Soms moet u implementeren vanaf verschillende locaties. Voorbeeld:

  • Vanuit een lokaal bestand.
  • Vanaf een externe of externe locatie met behulp van een URI (Uniform Resource Identifier).

Beide methoden omvatten de optie voor het gebruik van een parameterbestand.

Wanneer u een sjabloon implementeert, moet u een resourcegroep opgeven die de resources bevat. Voordat u de implementatieopdracht uitvoert, maakt u de resourcegroep met behulp van de Azure CLI of Azure PowerShell.

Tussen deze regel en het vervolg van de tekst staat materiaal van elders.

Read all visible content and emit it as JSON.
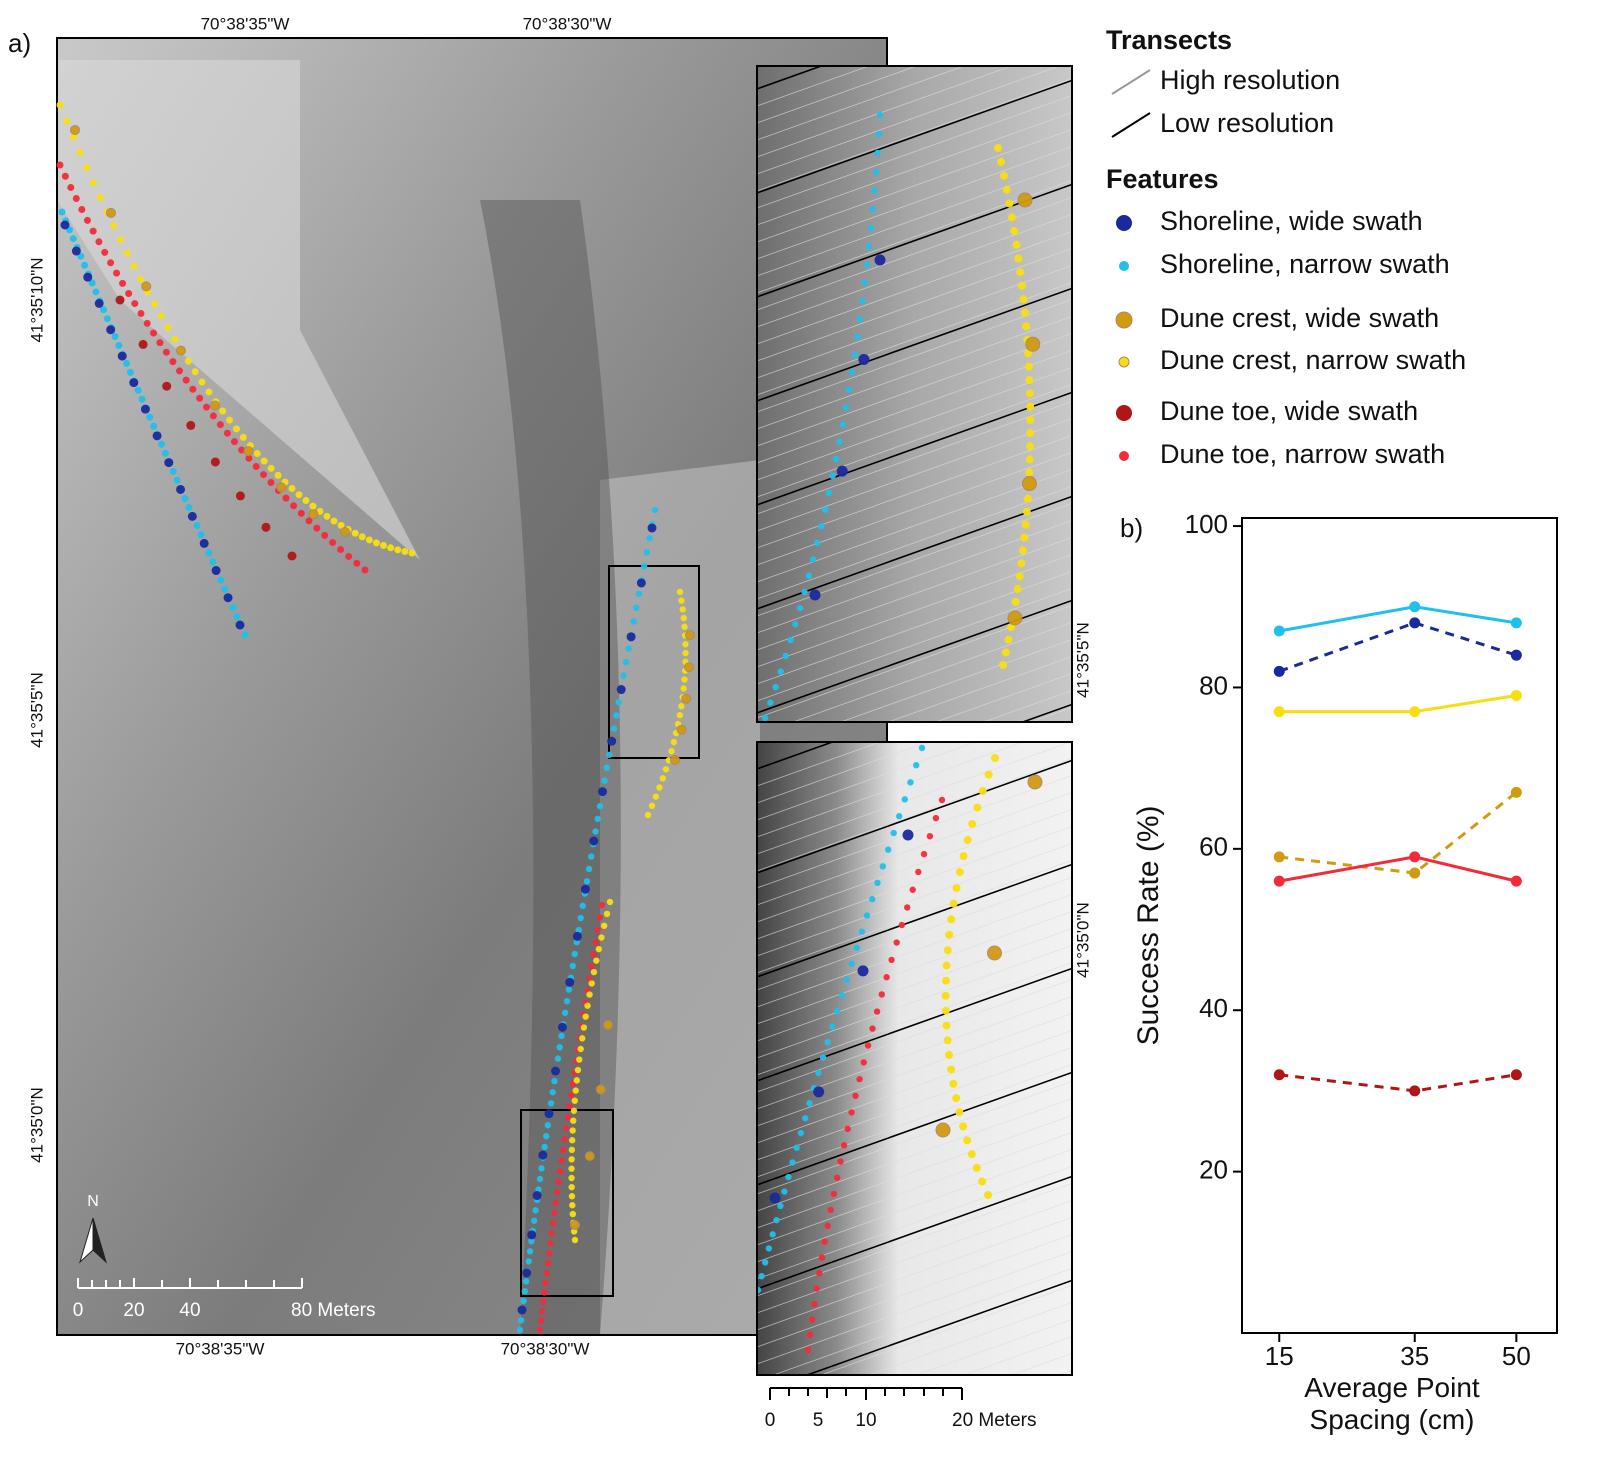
{
  "panel_labels": {
    "a": "a)",
    "b": "b)"
  },
  "map": {
    "top_longitudes": [
      "70°38'35\"W",
      "70°38'30\"W"
    ],
    "bottom_longitudes": [
      "70°38'35\"W",
      "70°38'30\"W"
    ],
    "left_latitudes": [
      "41°35'10\"N",
      "41°35'5\"N",
      "41°35'0\"N"
    ],
    "inset_latitudes": [
      "41°35'5\"N",
      "41°35'0\"N"
    ],
    "north_label": "N",
    "scale_labels": [
      "0",
      "20",
      "40",
      "80 Meters"
    ],
    "inset_scale_labels": [
      "0",
      "5",
      "10",
      "20 Meters"
    ]
  },
  "legend": {
    "transects_title": "Transects",
    "transects": [
      "High resolution",
      "Low resolution"
    ],
    "features_title": "Features"
  },
  "chart_data": {
    "type": "line",
    "x_label": "Average Point Spacing (cm)",
    "y_label": "Success Rate (%)",
    "x": [
      15,
      35,
      50
    ],
    "xlim": [
      9.5,
      56
    ],
    "xticks": [
      15,
      35,
      50
    ],
    "ylim": [
      0,
      101
    ],
    "yticks": [
      20,
      40,
      60,
      80,
      100
    ],
    "grid": false,
    "series": [
      {
        "name": "Shoreline, wide swath",
        "color": "#1a2a9c",
        "dashed": true,
        "values": [
          82,
          88,
          84
        ]
      },
      {
        "name": "Shoreline, narrow swath",
        "color": "#1ec0ec",
        "dashed": false,
        "values": [
          87,
          90,
          88
        ]
      },
      {
        "name": "Dune crest, wide swath",
        "color": "#d29a10",
        "dashed": true,
        "values": [
          59,
          57,
          67
        ]
      },
      {
        "name": "Dune crest, narrow swath",
        "color": "#f8de10",
        "dashed": false,
        "values": [
          77,
          77,
          79
        ]
      },
      {
        "name": "Dune toe, wide swath",
        "color": "#b01616",
        "dashed": true,
        "values": [
          32,
          30,
          32
        ]
      },
      {
        "name": "Dune toe, narrow swath",
        "color": "#f42a3a",
        "dashed": false,
        "values": [
          56,
          59,
          56
        ]
      }
    ]
  }
}
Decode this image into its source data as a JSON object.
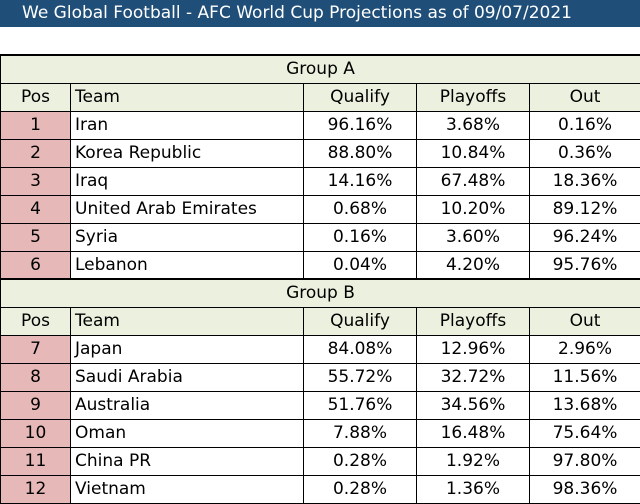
{
  "title": "We Global Football - AFC World Cup Projections as of 09/07/2021",
  "columns": {
    "pos": "Pos",
    "team": "Team",
    "qualify": "Qualify",
    "playoffs": "Playoffs",
    "out": "Out"
  },
  "groups": [
    {
      "name": "Group A",
      "rows": [
        {
          "pos": "1",
          "team": "Iran",
          "qualify": "96.16%",
          "playoffs": "3.68%",
          "out": "0.16%"
        },
        {
          "pos": "2",
          "team": "Korea Republic",
          "qualify": "88.80%",
          "playoffs": "10.84%",
          "out": "0.36%"
        },
        {
          "pos": "3",
          "team": "Iraq",
          "qualify": "14.16%",
          "playoffs": "67.48%",
          "out": "18.36%"
        },
        {
          "pos": "4",
          "team": "United Arab Emirates",
          "qualify": "0.68%",
          "playoffs": "10.20%",
          "out": "89.12%"
        },
        {
          "pos": "5",
          "team": "Syria",
          "qualify": "0.16%",
          "playoffs": "3.60%",
          "out": "96.24%"
        },
        {
          "pos": "6",
          "team": "Lebanon",
          "qualify": "0.04%",
          "playoffs": "4.20%",
          "out": "95.76%"
        }
      ]
    },
    {
      "name": "Group B",
      "rows": [
        {
          "pos": "7",
          "team": "Japan",
          "qualify": "84.08%",
          "playoffs": "12.96%",
          "out": "2.96%"
        },
        {
          "pos": "8",
          "team": "Saudi Arabia",
          "qualify": "55.72%",
          "playoffs": "32.72%",
          "out": "11.56%"
        },
        {
          "pos": "9",
          "team": "Australia",
          "qualify": "51.76%",
          "playoffs": "34.56%",
          "out": "13.68%"
        },
        {
          "pos": "10",
          "team": "Oman",
          "qualify": "7.88%",
          "playoffs": "16.48%",
          "out": "75.64%"
        },
        {
          "pos": "11",
          "team": "China PR",
          "qualify": "0.28%",
          "playoffs": "1.92%",
          "out": "97.80%"
        },
        {
          "pos": "12",
          "team": "Vietnam",
          "qualify": "0.28%",
          "playoffs": "1.36%",
          "out": "98.36%"
        }
      ]
    }
  ]
}
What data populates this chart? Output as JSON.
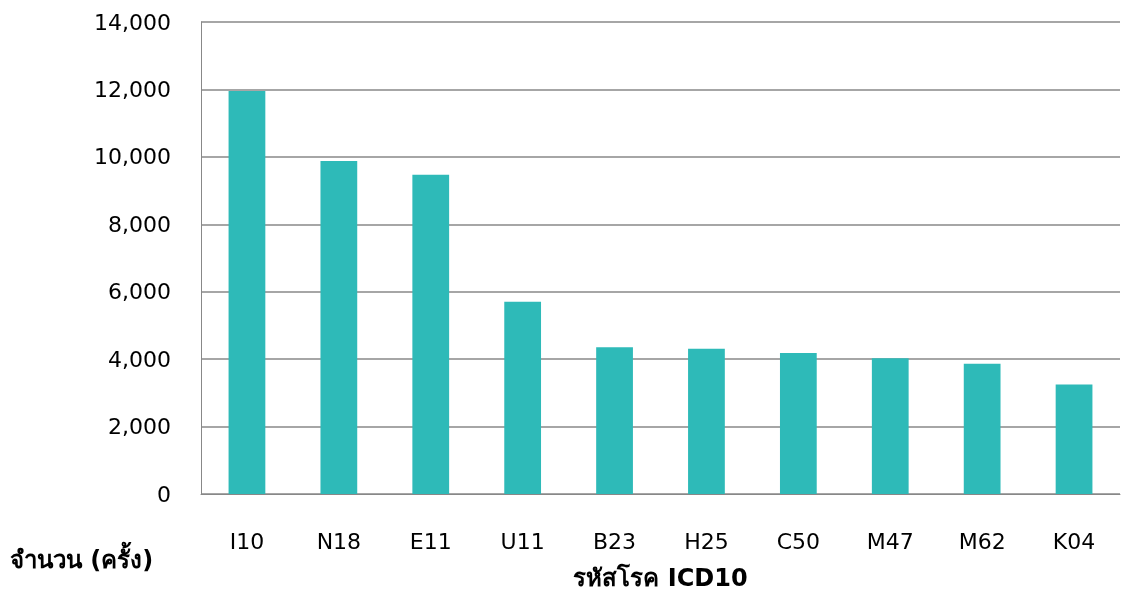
{
  "chart_data": {
    "type": "bar",
    "categories": [
      "I10",
      "N18",
      "E11",
      "U11",
      "B23",
      "H25",
      "C50",
      "M47",
      "M62",
      "K04"
    ],
    "values": [
      11950,
      9880,
      9470,
      5700,
      4350,
      4310,
      4180,
      4030,
      3860,
      3250
    ],
    "color": "#2ebab8",
    "xlabel": "รหัสโรค ICD10",
    "ylabel": "จำนวน (ครั้ง)",
    "ylim": [
      0,
      14000
    ],
    "yticks": [
      0,
      {
        "value": 2000,
        "label": "2,000"
      },
      {
        "value": 4000,
        "label": "4,000"
      },
      {
        "value": 6000,
        "label": "6,000"
      },
      {
        "value": 8000,
        "label": "8,000"
      },
      {
        "value": 10000,
        "label": "10,000"
      },
      {
        "value": 12000,
        "label": "12,000"
      },
      {
        "value": 14000,
        "label": "14,000"
      }
    ],
    "grid": "y"
  }
}
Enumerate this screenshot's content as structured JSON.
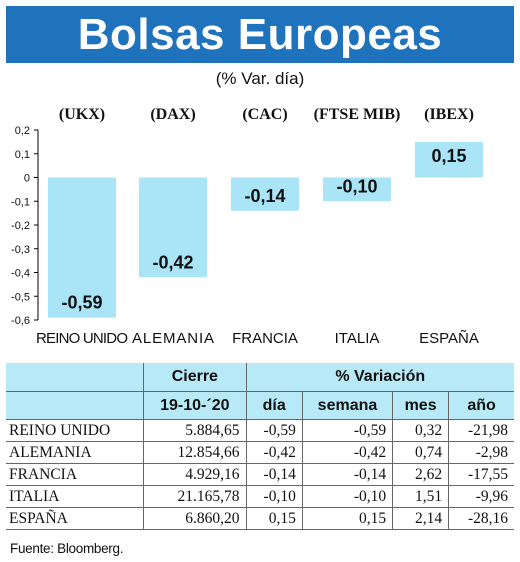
{
  "header": {
    "title": "Bolsas Europeas",
    "subtitle": "(% Var. día)"
  },
  "chart_data": {
    "type": "bar",
    "index_codes": [
      "(UKX)",
      "(DAX)",
      "(CAC)",
      "(FTSE MIB)",
      "(IBEX)"
    ],
    "categories": [
      "REINO UNIDO",
      "ALEMANIA",
      "FRANCIA",
      "ITALIA",
      "ESPAÑA"
    ],
    "values": [
      -0.59,
      -0.42,
      -0.14,
      -0.1,
      0.15
    ],
    "value_labels": [
      "-0,59",
      "-0,42",
      "-0,14",
      "-0,10",
      "0,15"
    ],
    "ylim": [
      -0.6,
      0.2
    ],
    "yticks": [
      "0,2",
      "0,1",
      "0",
      "-0,1",
      "-0,2",
      "-0,3",
      "-0,4",
      "-0,5",
      "-0,6"
    ],
    "ytick_values": [
      0.2,
      0.1,
      0,
      -0.1,
      -0.2,
      -0.3,
      -0.4,
      -0.5,
      -0.6
    ],
    "bar_color": "#a9e4f7",
    "grid": false
  },
  "table": {
    "header_row1": [
      "",
      "Cierre",
      "% Variación"
    ],
    "header_row2": [
      "",
      "19-10-´20",
      "día",
      "semana",
      "mes",
      "año"
    ],
    "rows": [
      [
        "REINO UNIDO",
        "5.884,65",
        "-0,59",
        "-0,59",
        "0,32",
        "-21,98"
      ],
      [
        "ALEMANIA",
        "12.854,66",
        "-0,42",
        "-0,42",
        "0,74",
        "-2,98"
      ],
      [
        "FRANCIA",
        "4.929,16",
        "-0,14",
        "-0,14",
        "2,62",
        "-17,55"
      ],
      [
        "ITALIA",
        "21.165,78",
        "-0,10",
        "-0,10",
        "1,51",
        "-9,96"
      ],
      [
        "ESPAÑA",
        "6.860,20",
        "0,15",
        "0,15",
        "2,14",
        "-28,16"
      ]
    ]
  },
  "footer": {
    "source": "Fuente: Bloomberg."
  },
  "colors": {
    "banner": "#1f73bd",
    "bar": "#a9e4f7",
    "table_header": "#b8e9f6"
  }
}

U moet tevens een naam opgeven voor de implementatie, zodat u deze gemakkelijk kunt herkennen in de implementatiegeschiedenis. Als u geen naam opgeeft voor de implementatie, wordt standaard de naam van het sjabloonbestand gebruikt. Als u bijvoorbeeld een sjabloon implementeert met de naam azuredeploy.json en geen implementatienaam opgeeft, krijgt de implementatie de naam azuredeploy.

U kunt voor het gemak ook een variabele maken waarin u het pad naar het sjabloonbestand opslaat. Met deze variabele kunt u de implementatieopdrachten eenvoudiger uitvoeren omdat u niet steeds het pad opnieuw hoeft op te geven.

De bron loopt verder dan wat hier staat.